How High The Sky?

Earlier this year Dana wrote a fanciful column suggesting that Yahoo might buy CBS. At the time, Yahoo was worth about $28 billion, CBS $24 billion, and CBS was "in play," as the speculators say, meaning it was looking to be acquired. A few weeks later the value of Yahoo fell back for a time, and when CBS decided to merge with Viacom we forgot all about it. Well, it seems CBS chairman Mel Karmazin should be listening to Dana's unsolicited advice.

Earlier this year I wrote a fanciful column suggesting that Yahoo might buy CBS.

At the time, Yahoo was worth about $28 billion, CBS $24 billion, and CBS was “in play,” as the speculators say, meaning it was looking to be acquired. A few weeks later the value of Yahoo fell back for a time, and when CBS decided to merge with Viacom we forgot all about it.

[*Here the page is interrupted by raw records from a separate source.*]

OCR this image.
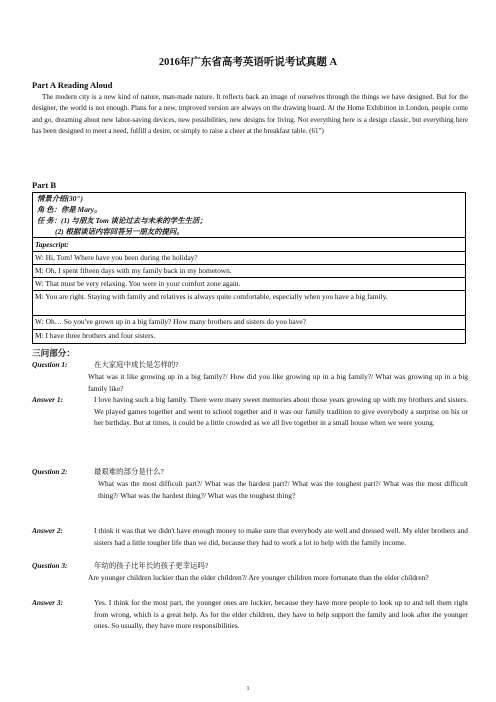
2016年广东省高考英语听说考试真题 A
Part A Reading Aloud

The modern city is a new kind of nature, man-made nature. It reflects back an image of ourselves through the things we have designed. But for the designer, the world is not enough. Plans for a new, improved version are always on the drawing board. At the Home Exhibition in London, people come and go, dreaming about new labor-saving devices, new possibilities, new designs for living. Not everything here is a design classic, but everything here has been designed to meet a need, fulfill a desire, or simply to raise a cheer at the breakfast table. (61")

Part B
情景介绍(30")
角 色：你是 Mary。
任 务：(1) 与朋友 Tom 谈论过去与未来的学生生活；
(2) 根据谈话内容回答另一朋友的提问。
Tapescript:
W: Hi, Tom! Where have you been during the holiday?
M: Oh, I spent fifteen days with my family back in my hometown.
W: That must be very relaxing. You were in your comfort zone again.
M: You are right. Staying with family and relatives is always quite comfortable, especially when you have a big family.
W: Oh… So you've grown up in a big family? How many brothers and sisters do you have?
M: I have three brothers and four sisters.
三问部分：
Question 1:	在大家庭中成长是怎样的?
What was it like growing up in a big family?/ How did you like growing up in a big family?/ What was growing up in a big family like?
Answer 1:	I love having such a big family. There were many sweet memories about those years growing up with my brothers and sisters. We played games together and went to school together and it was our family tradition to give everybody a surprise on his or her birthday. But at times, it could be a little crowded as we all live together in a small house when we were young.
Question 2:	最艰难的部分是什么?
What was the most difficult part?/ What was the hardest part?/ What was the toughest part?/ What was the most difficult thing?/ What was the hardest thing?/ What was the toughest thing?
Answer 2:	I think it was that we didn't have enough money to make sure that everybody ate well and dressed well. My elder brothers and sisters had a little tougher life than we did, because they had to work a lot to help with the family income.
Question 3:	年幼的孩子比年长的孩子更幸运吗?
Are younger children luckier than the elder children?/ Are younger children more fortunate than the elder children?
Answer 3:	Yes. I think for the most part, the younger ones are luckier, because they have more people to look up to and tell them right from wrong, which is a great help. As for the elder children, they have to help support the family and look after the younger ones. So usually, they have more responsibilities.
1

Well, it seems CBS chairman Mel Karmazin should be listening to my unsolicited advice. He’s done OK this year. CBS is now worth $38 billion. Yahoo, meanwhile, is worth $91 billion. If you’re in the online business you may have forgotten what $91 billion means. Well, General Motors is currently worth $46 billion. GM had sales of $161 billion last year, and net income of nearly $3 billion. Yet Yahoo, with $203 million in sales and $25.6 million in net earnings in 1998, could buy GM twice over.

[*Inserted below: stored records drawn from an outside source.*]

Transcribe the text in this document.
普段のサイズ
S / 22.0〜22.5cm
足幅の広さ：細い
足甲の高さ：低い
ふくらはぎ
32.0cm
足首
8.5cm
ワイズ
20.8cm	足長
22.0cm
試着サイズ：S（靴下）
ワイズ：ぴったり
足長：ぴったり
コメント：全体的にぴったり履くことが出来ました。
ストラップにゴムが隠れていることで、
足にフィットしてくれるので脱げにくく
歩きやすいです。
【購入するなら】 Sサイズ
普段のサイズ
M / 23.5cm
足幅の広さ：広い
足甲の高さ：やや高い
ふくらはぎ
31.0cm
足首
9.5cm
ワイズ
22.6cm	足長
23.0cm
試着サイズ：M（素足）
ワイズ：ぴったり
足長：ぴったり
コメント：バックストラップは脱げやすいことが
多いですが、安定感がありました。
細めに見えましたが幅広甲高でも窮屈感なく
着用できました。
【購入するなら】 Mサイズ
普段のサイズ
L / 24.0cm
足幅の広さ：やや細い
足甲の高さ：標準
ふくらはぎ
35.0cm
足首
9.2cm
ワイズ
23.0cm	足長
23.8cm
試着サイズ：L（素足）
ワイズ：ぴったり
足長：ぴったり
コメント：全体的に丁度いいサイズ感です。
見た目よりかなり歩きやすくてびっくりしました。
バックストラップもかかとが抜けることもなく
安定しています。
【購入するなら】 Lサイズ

By now, I’m starting to sound like an old crank on this subject, even to myself. The value of anything has little relation to anything intrinsic – it’s what someone will pay for it right now. If you’ve watched your house rise in value, or checked out an art auction, you know that scarcity and location mean everything.

Yahoo has 263 million shares, but most of them don’t trade. Softbank holds 28 percent of Yahoo’s common shares, while co-founders David Filo and Jerry Yang hold 11 percent each, and Chairman Tim Koogle owns another hefty chunk. When you need Yahoo, in other words, you find there isn’t much around. And this week everyone needed Yahoo.

Because of its wild market success, Yahoo was added this week to the Standard & Poor’s 500. That means everyone whose mutual fund tracks the S&P (funds that track an index like this are called “index funds”) had to buy Yahoo. Because the S&P is weighted based on the value of stocks, index fund managers had to buy a bunch of Yahoo, and sell a little of everything else they had, to match the index.

But Yahoo isn’t going to have as easy a time of it next year. I was talking to a media executive for another publisher this week, and he said companies like CBS now view Yahoo as a direct competitor. They should – Yahoo is now worth more. The Walt Disney Co., for instance, has a market value of $56 billion. Time Warner is worth $82 billion.

My friend explained that media companies are built on properties, franchises that can be exploited across many businesses. Yahoo doesn’t produce TV shows, or movies, or any other programming. It just does Internet stuff. But now all these direct competitors also do Internet stuff, and realize that Internet stuff is worth real money. CBS is paying $5 billion over 10 years for the NCAA basketball tournament in large part for the Internet rights, rights that were previously considered a free good. Those days are over.

How high is the sky? Yahoo and the rest of us are about to find out.